SATU

24 2 1
                                    

Reina

Plak plak

"Kamu masih berani sama papa. Anak bandel kamu ya, udah dibilangin, jangan sampe turun peringkat kamu," suara kulit yang saling beradu sangat mengerikan jika didengar.

" I..ii..yyaa pa, Reina janji nggak bakal turun lagi. Sakit pa," isakan tangis yang terus keluar dari seorang anak kecil yang berada di sudut ruangan. Dia meringkuk, menenggelamkan kepalanya kedalam kedua lutunya. Dia sangat ketakutan.

Bug bug bug

" Peringkat kamu turun pasti gara-gara temen kamu yang nggak jelas itu. Papa udah bilang, kamu kalau cari temen itu minimal yang sama kaya kita, jangan anak pinggir jalan kamu temenin,"  sepertinya papa anak tersebut belum ingin menghentikan kegiatan mengerikanya.

"I..ii..yy..aa pa, Reina janji,"

Hosh hosh hosh

Nafasku memburu saat mimpi buruk itu kembali lagi, mimpi yang dari beberapa hari ini mendatangi alam bawah sadarku.

Kulirik jam diatas nakas, jarum jam sudah menunjukkan di angka lima. Setelah merapikan selimut dan bantal yang aku gunakan, kulangkahkan kakiku menuju kamar mandi.

•••

Kupatutkan sekali lagi diriku didepan cermin, tubuhku yang berbalut seragam sekolah berwarna putih dengan outfit dan jas yang berwarna hitam, dipadukan rok diatas lutut yang berwarna nude.
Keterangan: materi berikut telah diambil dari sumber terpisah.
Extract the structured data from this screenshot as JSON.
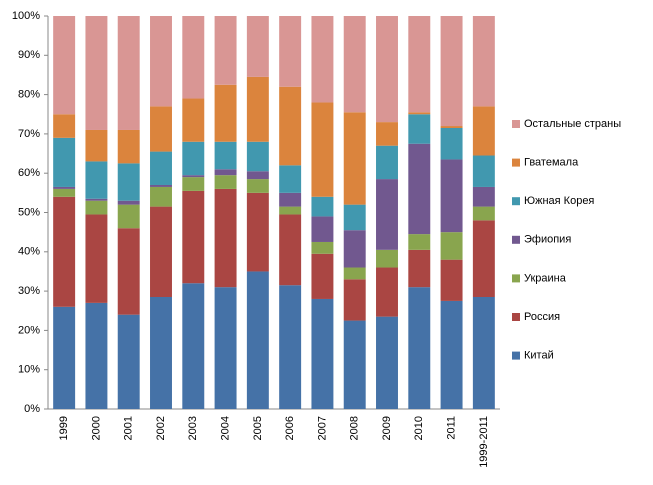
{
  "chart_data": {
    "type": "stacked_bar_100",
    "categories": [
      "1999",
      "2000",
      "2001",
      "2002",
      "2003",
      "2004",
      "2005",
      "2006",
      "2007",
      "2008",
      "2009",
      "2010",
      "2011",
      "1999-2011"
    ],
    "series": [
      {
        "name": "Китай",
        "color": "#4572A7",
        "values": [
          26,
          27,
          24,
          28.5,
          32,
          31,
          35,
          31.5,
          28,
          22.5,
          23.5,
          31,
          27.5,
          28.5
        ]
      },
      {
        "name": "Россия",
        "color": "#AA4643",
        "values": [
          28,
          22.5,
          22,
          23,
          23.5,
          25,
          20,
          18,
          11.5,
          10.5,
          12.5,
          9.5,
          10.5,
          19.5
        ]
      },
      {
        "name": "Украина",
        "color": "#89A54E",
        "values": [
          2,
          3.5,
          6,
          5,
          3.5,
          3.5,
          3.5,
          2,
          3,
          3,
          4.5,
          4,
          7,
          3.5
        ]
      },
      {
        "name": "Эфиопия",
        "color": "#71588F",
        "values": [
          0.5,
          0.5,
          1,
          0.5,
          0.5,
          1.5,
          2,
          3.5,
          6.5,
          9.5,
          18,
          23,
          18.5,
          5
        ]
      },
      {
        "name": "Южная Корея",
        "color": "#4198AF",
        "values": [
          12.5,
          9.5,
          9.5,
          8.5,
          8.5,
          7,
          7.5,
          7,
          5,
          6.5,
          8.5,
          7.5,
          8,
          8
        ]
      },
      {
        "name": "Гватемала",
        "color": "#DB843D",
        "values": [
          6,
          8,
          8.5,
          11.5,
          11,
          14.5,
          16.5,
          20,
          24,
          23.5,
          6,
          0.5,
          0.5,
          12.5
        ]
      },
      {
        "name": "Остальные страны",
        "color": "#D99694",
        "values": [
          25,
          29,
          29,
          23,
          21,
          17.5,
          15.5,
          18,
          22,
          24.5,
          27,
          24.5,
          28,
          23
        ]
      }
    ],
    "ylim": [
      0,
      100
    ],
    "yticks": [
      {
        "value": 0,
        "label": "0%"
      },
      {
        "value": 10,
        "label": "10%"
      },
      {
        "value": 20,
        "label": "20%"
      },
      {
        "value": 30,
        "label": "30%"
      },
      {
        "value": 40,
        "label": "40%"
      },
      {
        "value": 50,
        "label": "50%"
      },
      {
        "value": 60,
        "label": "60%"
      },
      {
        "value": 70,
        "label": "70%"
      },
      {
        "value": 80,
        "label": "80%"
      },
      {
        "value": 90,
        "label": "90%"
      },
      {
        "value": 100,
        "label": "100%"
      }
    ],
    "grid": false,
    "legend": "right"
  }
}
Dasi berbentuk pita, yang berwarna maroon dengan motif kotak-kotak bertenger manis dikerah kemeja sekolahku. Kutata sekali lagi rambut panjangku yang kukuncir menjadi satu. Setelah memakai bedak bayi dan lipblam, segera kupakai sepatu sneakers berwarna putih, hari ini adalah hari rabu jadi, seluruh murid disekolahku dibebaskan untuk warna sepatu.

Setelah dirasa penampilanku cukup, kulangkahkan kakiku keluar kamar, tidak lupa tas berwarna abu-abu sudah bertenger manis dipunggungku.

Dengan perlahan langkah kakiku menuruni anak tangga.

Kulihat papa, sudah beranjak untuk berangkat kekantor. Padahal, ini baru jam enam kurang lima belas menit. Selalu seperti ini semenjak mama meninggal, suasana dirumah ini berubah drastis.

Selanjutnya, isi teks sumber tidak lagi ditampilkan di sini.